Sydney Dragway
- Location: Ferrer's Road, Eastern Creek, New South Wales, Australia
- Opened: February 2004; 22 years ago
- Former names: Western Sydney International Dragway
- Website: www.sydneydragway.com.au

= Western Sydney International Dragway =

Race track in Sydney, Australia

Sydney Dragway, also known as WSID for its former name, Western Sydney International Dragway, is a $30 million, purpose built quarter mile drag racing facility that opened in February 2004. The track supports quarter mile, eighth mile and 1000-foot racing. WSID is based on international specifications and combines the best in competitor, spectator and corporate facilities.

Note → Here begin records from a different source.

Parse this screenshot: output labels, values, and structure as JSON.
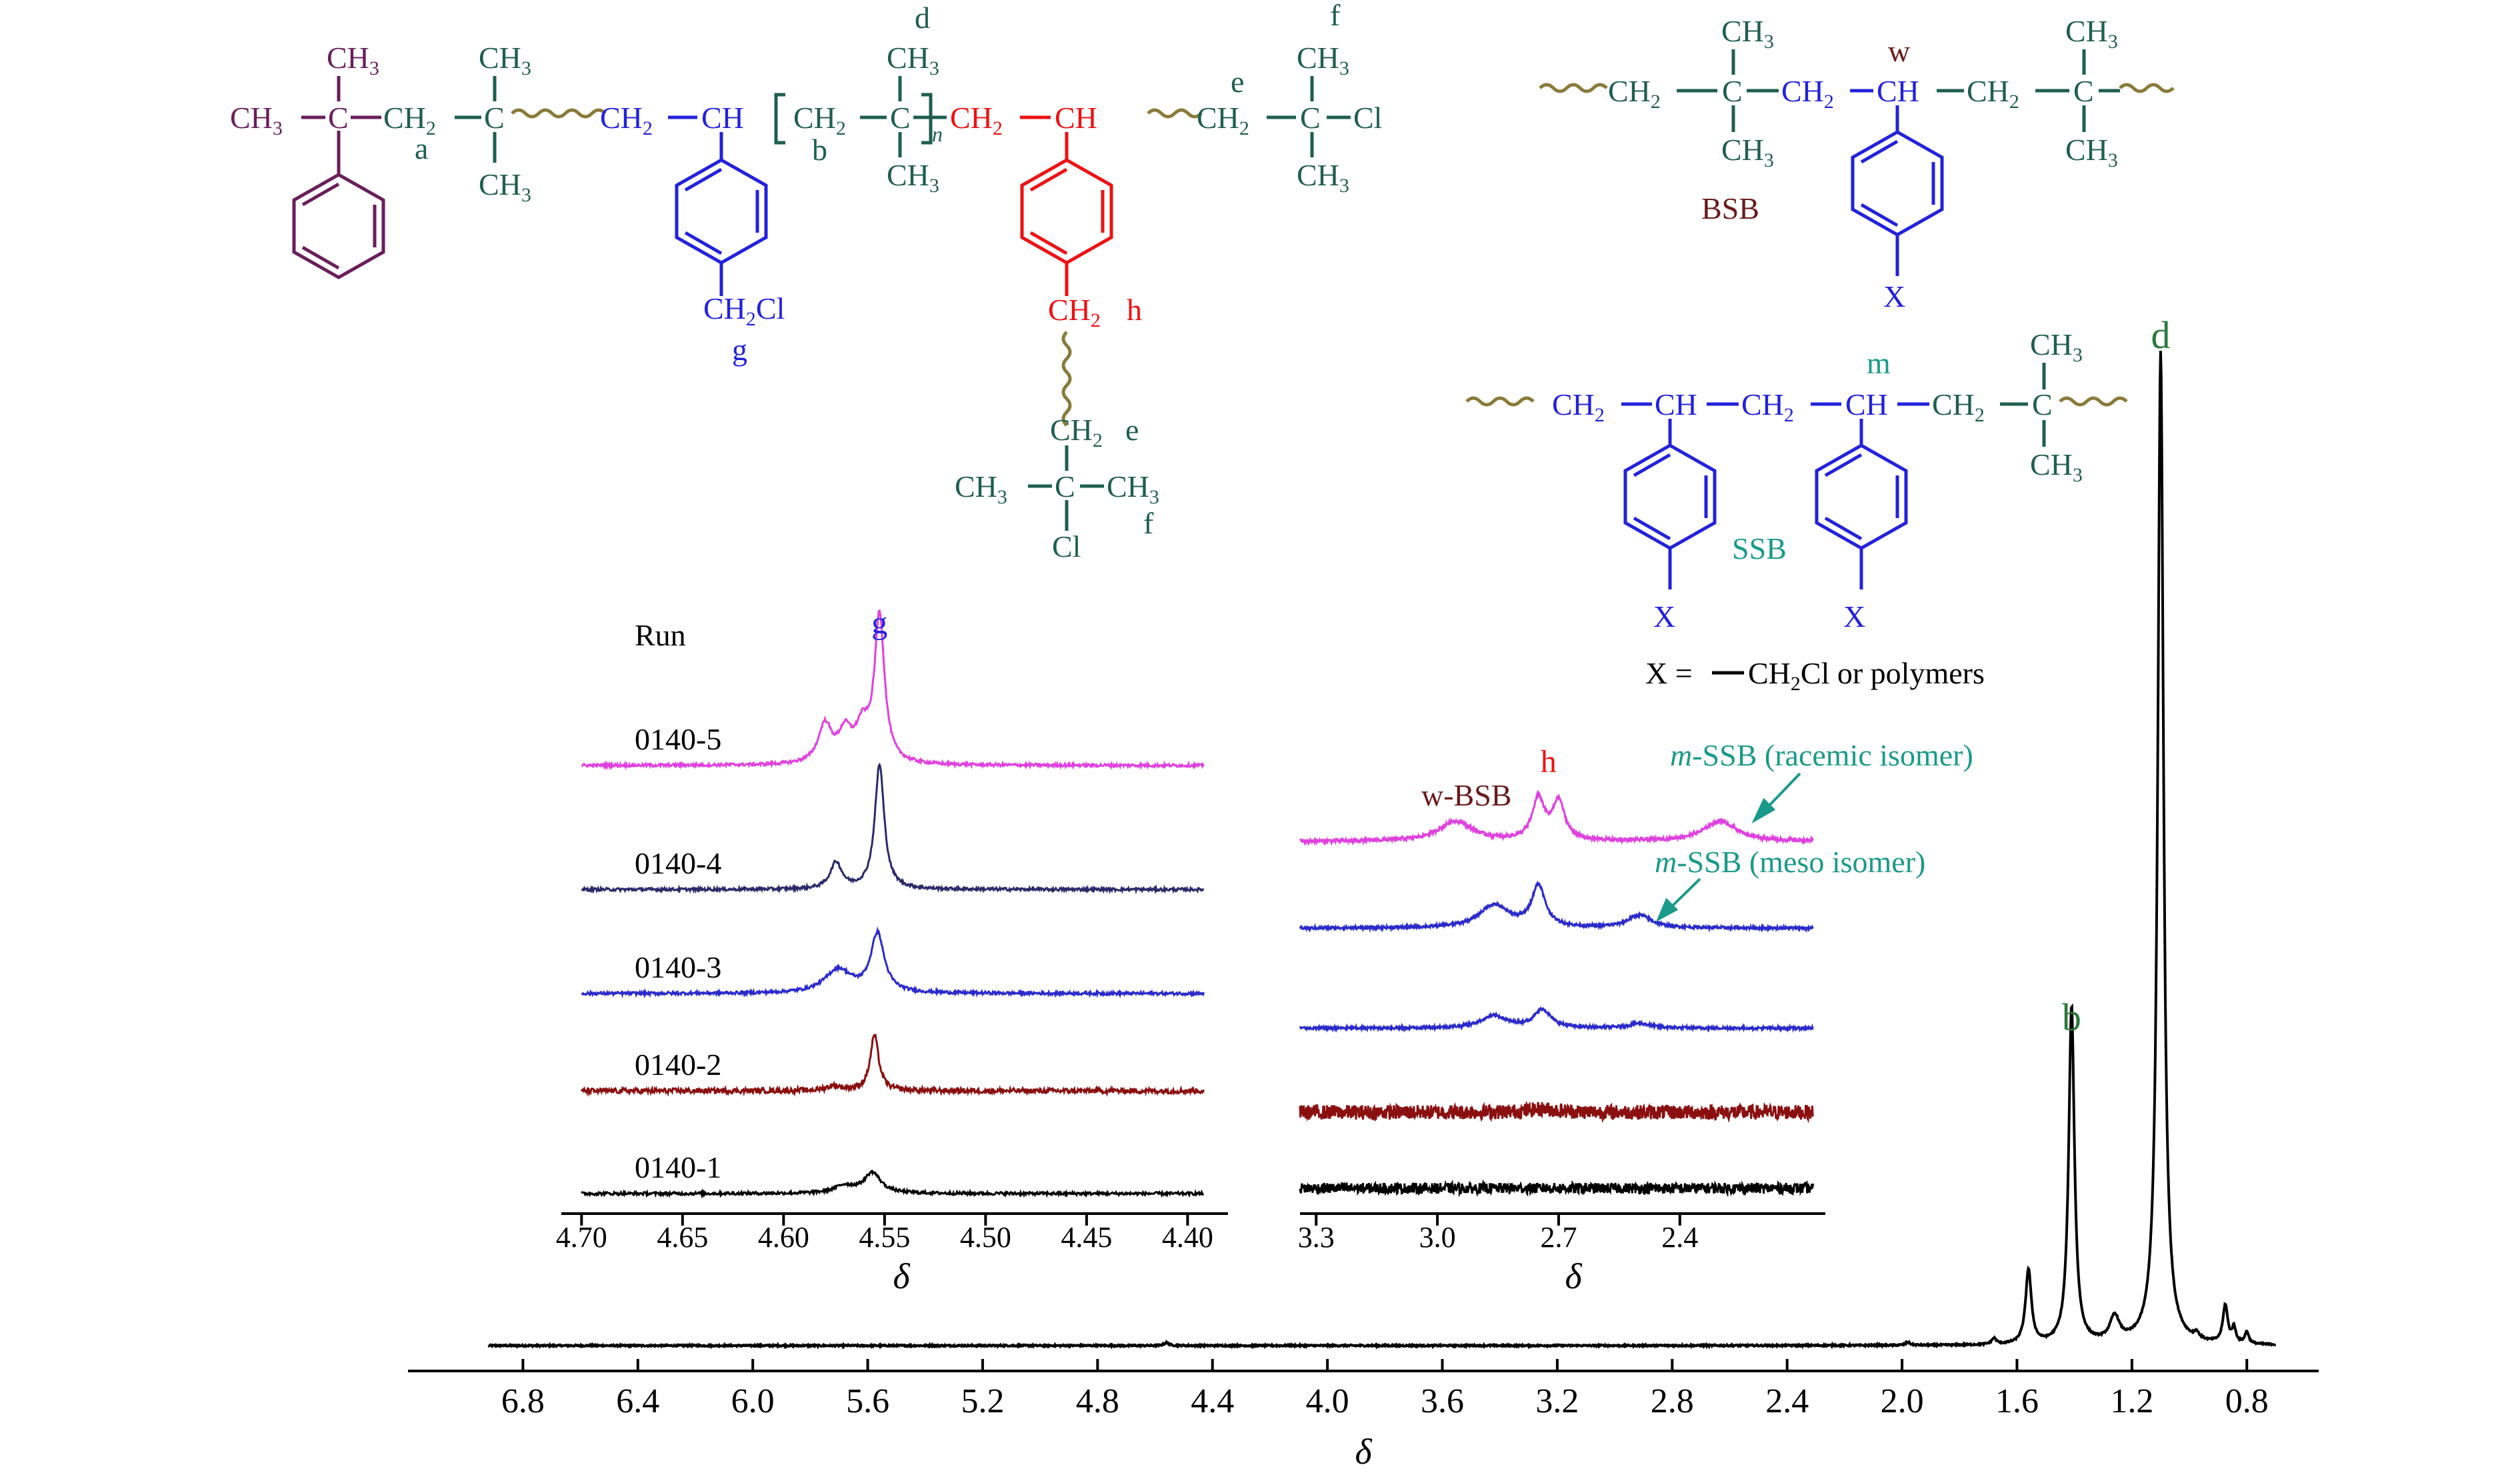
{
  "colors": {
    "teal_green": "#1f5f4f",
    "purple": "#6a1e5c",
    "blue": "#2222dd",
    "red": "#ee1111",
    "olive": "#8a7a3a",
    "maroon": "#6a1a1a",
    "teal": "#1a9a8a",
    "green": "#2a7a3a",
    "magenta": "#e040e0",
    "navy": "#2a2a6a",
    "run3_blue": "#2a2acc",
    "dark_red": "#8a1010",
    "black": "#000000"
  },
  "chart_data": [
    {
      "type": "line",
      "id": "main-spectrum",
      "title": "",
      "xlabel": "δ",
      "ylabel": "",
      "x_reversed": true,
      "xlim": [
        7.2,
        0.55
      ],
      "x_ticks": [
        "6.8",
        "6.4",
        "6.0",
        "5.6",
        "5.2",
        "4.8",
        "4.4",
        "4.0",
        "3.6",
        "3.2",
        "2.8",
        "2.4",
        "2.0",
        "1.6",
        "1.2",
        "0.8"
      ],
      "grid": false,
      "series": [
        {
          "baseline": 0,
          "peaks": [
            {
              "x": 4.56,
              "height": 0.003,
              "width": 0.01
            },
            {
              "x": 1.98,
              "height": 0.003,
              "width": 0.01
            },
            {
              "x": 1.68,
              "height": 0.006,
              "width": 0.01
            },
            {
              "x": 1.56,
              "height": 0.075,
              "width": 0.012
            },
            {
              "x": 1.41,
              "height": 0.34,
              "width": 0.012
            },
            {
              "x": 1.26,
              "height": 0.025,
              "width": 0.02
            },
            {
              "x": 1.1,
              "height": 1.0,
              "width": 0.012
            },
            {
              "x": 0.975,
              "height": 0.006,
              "width": 0.01
            },
            {
              "x": 0.875,
              "height": 0.038,
              "width": 0.01
            },
            {
              "x": 0.845,
              "height": 0.015,
              "width": 0.008
            },
            {
              "x": 0.8,
              "height": 0.012,
              "width": 0.008
            }
          ]
        }
      ],
      "annotations": [
        {
          "text": "b",
          "x": 1.41,
          "color": "green"
        },
        {
          "text": "d",
          "x": 1.1,
          "color": "green"
        }
      ]
    },
    {
      "type": "line",
      "id": "inset-left",
      "xlabel": "δ",
      "x_reversed": true,
      "xlim": [
        4.71,
        4.38
      ],
      "x_ticks": [
        "4.70",
        "4.65",
        "4.60",
        "4.55",
        "4.50",
        "4.45",
        "4.40"
      ],
      "grid": false,
      "header": "Run",
      "series": [
        {
          "name": "0140-5",
          "color": "magenta",
          "peaks": [
            {
              "x": 4.5525,
              "height": 1.0,
              "width": 0.003
            },
            {
              "x": 4.5795,
              "height": 0.26,
              "width": 0.004
            },
            {
              "x": 4.5695,
              "height": 0.2,
              "width": 0.004
            },
            {
              "x": 4.561,
              "height": 0.22,
              "width": 0.004
            }
          ]
        },
        {
          "name": "0140-4",
          "color": "navy",
          "peaks": [
            {
              "x": 4.5525,
              "height": 0.85,
              "width": 0.0028
            },
            {
              "x": 4.574,
              "height": 0.18,
              "width": 0.0035
            }
          ]
        },
        {
          "name": "0140-3",
          "color": "run3_blue",
          "peaks": [
            {
              "x": 4.5535,
              "height": 0.4,
              "width": 0.004
            },
            {
              "x": 4.573,
              "height": 0.16,
              "width": 0.008
            }
          ]
        },
        {
          "name": "0140-2",
          "color": "dark_red",
          "peaks": [
            {
              "x": 4.555,
              "height": 0.38,
              "width": 0.0025
            },
            {
              "x": 4.575,
              "height": 0.03,
              "width": 0.005
            }
          ]
        },
        {
          "name": "0140-1",
          "color": "black",
          "peaks": [
            {
              "x": 4.556,
              "height": 0.14,
              "width": 0.005
            },
            {
              "x": 4.57,
              "height": 0.05,
              "width": 0.006
            }
          ]
        }
      ],
      "annotations": [
        {
          "text": "g",
          "x": 4.5525,
          "color": "blue"
        }
      ]
    },
    {
      "type": "line",
      "id": "inset-right",
      "xlabel": "δ",
      "x_reversed": true,
      "xlim": [
        3.34,
        2.04
      ],
      "x_ticks": [
        "3.3",
        "3.0",
        "2.7",
        "2.4"
      ],
      "grid": false,
      "series": [
        {
          "color": "magenta",
          "peaks": [
            {
              "x": 2.955,
              "height": 0.3,
              "width": 0.05
            },
            {
              "x": 2.75,
              "height": 0.62,
              "width": 0.018
            },
            {
              "x": 2.7,
              "height": 0.58,
              "width": 0.018
            },
            {
              "x": 2.3,
              "height": 0.3,
              "width": 0.05
            }
          ]
        },
        {
          "color": "run3_blue",
          "peaks": [
            {
              "x": 2.86,
              "height": 0.34,
              "width": 0.045
            },
            {
              "x": 2.75,
              "height": 0.62,
              "width": 0.02
            },
            {
              "x": 2.5,
              "height": 0.19,
              "width": 0.035
            }
          ]
        },
        {
          "color": "run3_blue",
          "peaks": [
            {
              "x": 2.86,
              "height": 0.18,
              "width": 0.04
            },
            {
              "x": 2.74,
              "height": 0.27,
              "width": 0.025
            },
            {
              "x": 2.5,
              "height": 0.07,
              "width": 0.03
            }
          ]
        },
        {
          "color": "dark_red",
          "peaks": [
            {
              "x": 2.74,
              "height": 0.05,
              "width": 0.04
            }
          ]
        },
        {
          "color": "black",
          "peaks": []
        }
      ],
      "annotations": [
        {
          "text": "w-BSB",
          "color": "maroon"
        },
        {
          "text": "h",
          "color": "red"
        },
        {
          "text": "-SSB (racemic isomer)",
          "prefix": "m",
          "color": "teal"
        },
        {
          "text": "-SSB (meso isomer)",
          "prefix": "m",
          "color": "teal"
        }
      ]
    }
  ],
  "structures": {
    "labels": {
      "ch3": "CH",
      "ch2": "CH",
      "ch": "CH",
      "c": "C",
      "cl": "Cl",
      "sub3": "3",
      "sub2": "2",
      "a": "a",
      "b": "b",
      "d": "d",
      "e": "e",
      "f": "f",
      "g": "g",
      "h": "h",
      "n": "n",
      "w": "w",
      "m": "m",
      "x": "X",
      "bsb": "BSB",
      "ssb": "SSB",
      "ch2cl": "CH",
      "ch2cl_tail": "Cl",
      "legend_prefix": "X =",
      "legend_mid": "CH",
      "legend_tail": "Cl or polymers"
    }
  }
}
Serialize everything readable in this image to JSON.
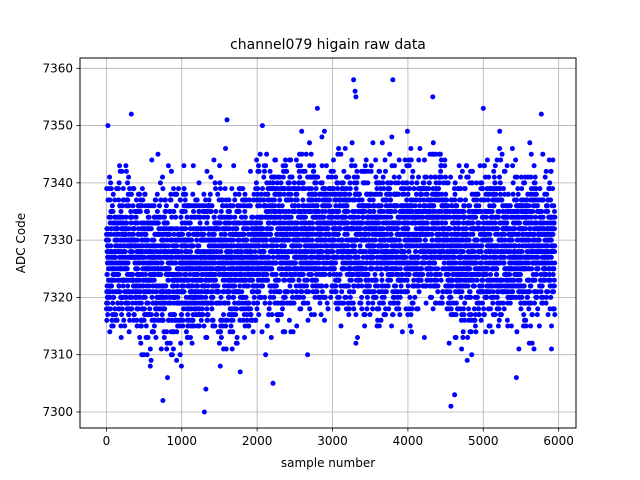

It is located on Ferrer's Road, Eastern Creek adjacent to Sydney Motorsport Park, and Sydney Speedway built next to the shutdown area and opened in 2021.

The drag strip runs from north to south, with covered spectator seating on the western side; and grass bank seating areas on the eastern side of the track. The return road runs along the western side, passing through a burnout pad located in front of the covered seating. Staging lanes are behind the control tower and office facilities, with racers driving under the tower to the starting line.

==Events==
WSID hosts a large variety of events, ranging from international Top Fuel dragster meetings through to burnout events and Street Meets, where the public can bring their own cars to the track to race. Street Meets are held every Wednesday night, except on public holidays.

Sydney Dragway has operated under International Hot Rod Association (IHRA) sanctioning, Australian National Drag Racing Association (ANDRA) sanctioning and dual sanctioning at different times.

Also held at the dragway was Iqon, an inaugural Australian exclusive event by Q-Dance.